Entre os modelos geotectônicos pesquisados o mais aceito para a região granulítica do sul da Bahia é aquele de Barbosa & Sabaté (2002, 2004). Segundo esses autores, no paleoproterozoico, a cerca de 2,0 Ga (WILSON 1987; BARBOSA, 1990; LEDRU et al. 1994), houve a colisão dos Blocos Itabuna-Salvador-Curaçá e Jequié, tendo sido ambos empurrados sobre o Bloco Gavião. Com isso houve a formação de importante cadeia de montanhas, o Orógeno-Itabuna-Salvador-Curaçá (BARBOSA & SABATÉ 2002). Este orógeno, após a erosão, fez aflorar rochas representantes de suas raízes, metamorfisadas em alto grau. As rochas supracrustais kinzigíticas ou alumino-magnesianas contêm importantes paragêneses metamórficas indicadoras de condições de temperatura de 800- 850°C e pressão de 5-7 kbar (BARBOSA et al. 2002c). No Bloco Jequié, as litologias orto e paraderivadas da fácies anfibolito, juntamente com as intrusões múltiplas de granitos/granodioritos, foram todas deformadas e transformadas, durante a colisão, em granulitos heterogêneos e enderbitos-charnoenderbitos charnockitos. Na parte sul do orógeno Itabuna-Salvador-Curaçá, rampas frontais com tectônica tangencial resultaram na sobreposição do Bloco Itabuna-Salvador-Curaçá sobre o Bloco Jequié (Figuras II.4 e II.5). O metamorfismo regional de alto grau, considerado como originário dessa superposição tectônica, alcançou a fácies granulito na parte central do orógeno e os fácies anfibolito e xisto-verde nas suas bordas, fazendo com que terrenos de mais alto grau metamórfico ficassem posicionados sobre aqueles de mais baixo grau (BARBOSA 1990). Intrusões charnockíticas e tonalíticas tardias penetraram esses dois segmentos crustais, a maioria delas associadas à fase de levantamento e retrometamorfismo do referido orógeno.

41

Figura II.3 Mapa simplificado da região granulítica do sul/sudeste da Bahia. Modificado de Barbosa et al. 2002.

42

Figura II.4 Seção Geológica na região sul da Bahia, no início da formação do Orógeno Itabuna- Salvador-Curaçá, com o Bloco Jequié sendo superposto pelo Bloco Itabuna-Salvador-Curaçá e esses montando sobre o Bloco Gavião. Foram coloridas somente as rochas paleoproterozoicas, ficando em branco as arqueanas, que são predominantes (Modificado de BARBOSA & SABATÉ 2002, 2004).

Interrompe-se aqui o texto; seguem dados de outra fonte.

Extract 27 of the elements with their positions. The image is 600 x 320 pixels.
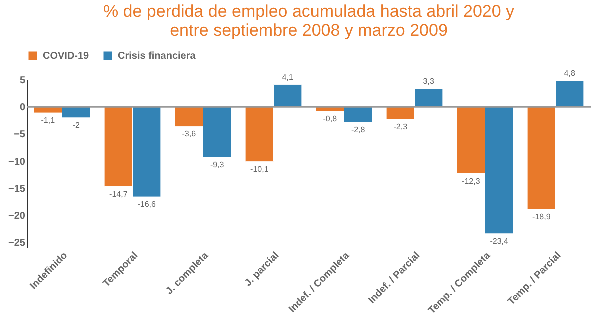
data-label: 4,1 (282, 72, 294, 82)
y-tick-label: 5 (20, 76, 26, 86)
text: % de perdida de empleo acumulada hasta abril 2020 y (103, 2, 515, 22)
data-label: -2 (72, 120, 80, 130)
legend-label: Crisis financiera (118, 51, 196, 62)
data-label: -12,3 (462, 176, 481, 186)
y-tick-label: −20 (8, 210, 26, 222)
data-label: -2,3 (394, 122, 408, 132)
data-label: -0,8 (323, 114, 338, 124)
data-label: 3,3 (423, 77, 435, 86)
data-label: -23,4 (490, 236, 510, 246)
y-tick-label: 0 (20, 102, 26, 114)
data-label: -10,1 (250, 164, 270, 174)
y-tick-label: −10 (8, 156, 26, 168)
text: entre septiembre 2008 y marzo 2009 (170, 21, 448, 40)
data-label: -18,9 (532, 212, 552, 222)
legend-label: COVID-19 (43, 51, 90, 62)
y-tick-label: −15 (8, 184, 26, 195)
y-tick-label: −25 (8, 238, 26, 250)
data-label: -2,8 (351, 125, 366, 134)
data-label: -1,1 (41, 116, 56, 126)
y-tick-label: −5 (14, 130, 26, 141)
data-label: -9,3 (210, 160, 225, 170)
data-label: -14,7 (110, 190, 128, 199)
data-label: -16,6 (138, 200, 157, 210)
data-label: -3,6 (182, 130, 197, 139)
data-label: 4,8 (564, 69, 576, 78)
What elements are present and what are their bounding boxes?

Figura II.5 Seção Geológica na região sul da Bahia, após a colisão dos Blocos Itabuna-Salvador- Curaçá, Jequié e Gavião. Destaca-se o corpo de Mirabela, introduzido, sob a forma de ―tubo‖ no final da colisão paleoproterozoica, quando as deformações dúcteis estavam em declínio. (Modificado de BARBOSA & SABATÉ 2002, 2004).

43 Uma particularidade da interface entre os terrenos metamórficos de alto grau entre o Bloco Jequié e o Bloco Itabuna-Salvador-Curaçá, é a presença de corpos intrusivos portadores de litologias de natureza máfica-ultramáfica e gabro- anortosítica, associados a anomalias magnéticas significativas, a exemplo do Rio Piau (CRUZ 1989), Samaritana/Carapussê (JESUS 1997; MACÊDO 2000; BURGOS 2005), Mirabela (ABRAM 1993) e Palestina (FRÓES & SOARES 1998).

A Banda de Ipiaú (Figura II.3), que se situa na interface dos dois Blocos anteriores (BARBOSA 1986) é uma faixa alongada de direção NNE-SSW, com cerca de 150 km de extensão e 10 km de largura média. As rochas que constituem essa Banda são orto e paragnaisses onde, embora predominem intercalações de anfibolitos e material quartzo-feldspático, também ocorrem quartzitos, kinzigitos e formações ferríferas. Estas rochas são semelhantes aos granulitos heterogêneos do Bloco Jequié, anteriormente descritos, com a diferença que nesse bloco as rochas encontram-se metamorfisadas no fácies granulito e, na Banda de Ipiaú, no fácies anfibolito (BARBOSA 1990). Os granitos, que também ocorrem na região, são restritos somente a essa Banda, a qual parece não ter sido jamais submetida à fácies granulito. Tudo indica que essa banda fazia parte do Bloco Jequié, antes da granulitização (BARBOSA et. al. 2003).